İngiliz edebiyatının kült romancılarından Jane Austen’ı duymayanınız yoktur herhalde. Eserlerini okumamış dahi olsanız, filmlerinden birini kesin izlemişsinizdir. Hollywood da bu durumun farkında ki, Austen’ın her bir eseri bugüne kadar defalarca TV ve beyaz perdeye uyarlandı. Öyle ki, dönem filmleri denildiğinde akla gelen ilk isimlerden biri, şüphesiz ki, Pride and Prejudice (Gurur ve Önyargı - veya daha yaygın çevirisiyle Aşk ve Gurur). Austen’in en popüler eseri sayılan Pride and Prejudice’in sadece tek başına yirmiden fazla film ve TV adaptasyonu var. Kadın haklarının ve feminizmin güçlendiği şu sıralar, eserlerinde güçlü kadın karakterlere başkahramanlar olarak yer veren Jane Austen’ın eserlerinin yeni bir uyarlamasının ekranlara gelmeye hazırlanması beklenmedik bir durum değil, ama bence heyecan verici bir haber. Hem de bu sefer, Jane Austen antolojik bir seri ile ekranlara gelmeye hazırlanıyor.
“Modern Austen” adıyla yayınlanacak seri, 1 saat uzunluğundaki altı modern hikaye olarak karşımıza çıkacak ve her sezon Austen’in farklı bir romanını ele alacak.

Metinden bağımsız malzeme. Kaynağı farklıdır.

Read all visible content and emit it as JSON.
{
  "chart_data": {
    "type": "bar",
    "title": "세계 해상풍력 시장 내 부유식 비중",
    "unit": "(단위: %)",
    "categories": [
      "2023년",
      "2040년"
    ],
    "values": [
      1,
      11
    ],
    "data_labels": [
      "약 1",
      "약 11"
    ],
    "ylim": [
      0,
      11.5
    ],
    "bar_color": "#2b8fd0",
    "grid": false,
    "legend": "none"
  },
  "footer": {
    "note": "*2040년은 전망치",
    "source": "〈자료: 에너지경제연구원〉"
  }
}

Günümüz San Fransisco’sunda geçecek olan hikayelerin ilkinin, tabi ki herkesin favori Jane Austen romanı olan Pride and Prejudice olması planlanmış (Oh, Bay Darcy!) Diğer sezonlar ise Sense And Sensibility (Aşk ve Yaşam), Mansfield Park, Emma, Persuasion (İkna), ve Northanger Abbey (Northanger Manastırı) romanlarını baz alacak.
Her ne kadar Austen romanlarını defalarca ekranda görmüş olsak da, The CW’nin getireceği modern yaklaşımı merak etmiyor değilim. Benzer modern Austen uyarlamaları daha önce de yapılmıştı. Hatırlarsanız 1995 yılında çekilen Clueless (Fırlama Kızlar adıyla çevrilmiş), Austen’in Emma’sını, İngiltere’nin güneyindeki bir taşra kasabasından, Beverly Hills’teki özel bir liseye getirmişti. Clueless her ne kadar popülerliğini hala koruyan, hatta kült denilebilecek başarılı bir proje olsa da, filmin bir Jane Austen uyarlaması olarak başarısı tartışılır.
“Modern Austen”da da benzer bir durum söz konusu olduğundan, doğal olarak bazı şüphelerim var. Filmin yapımcıları Jane Austen romanlarını yalnızca romantik, sonu evlilikle biten klasik aşk hikayeleri olarak ele alırsalar, bunu günümüze uyarlamak pek de zor olmayacaktır, hatta izleyici sıkıntısı da çekmezler. Klasik bir aşk filmi her zaman izlenir, ee yapımcılarına da iyi para getirir. Hal böyleyse, başarılı, daha doğrusu kar getiren bir proje olacaktır. Ancak Jane Austen hikayelerini sadece romantik olarak nitelendirmek biraz haksızlık olur. Sonuçta, bu romanları klasik edebiyatın en ünlü eserlerinden yapan sadece içlerinde barındırdığı romantizm değil, dönemin İngiltere’sinde toplumsal sınıflara ve kadının toplumdaki yerine bir eleştiri niteliği taşıması. İşte bu değerleri 18.yy İngiltere kırsalından, 21.yy San Fransisco’suna taşımak nasıl olacak,...merakla bekliyorum.
The CW tarafından geliştirilen antolojik serinin yazar ve baş yapımcı rolünü Eleanor Burgess yükleniyor.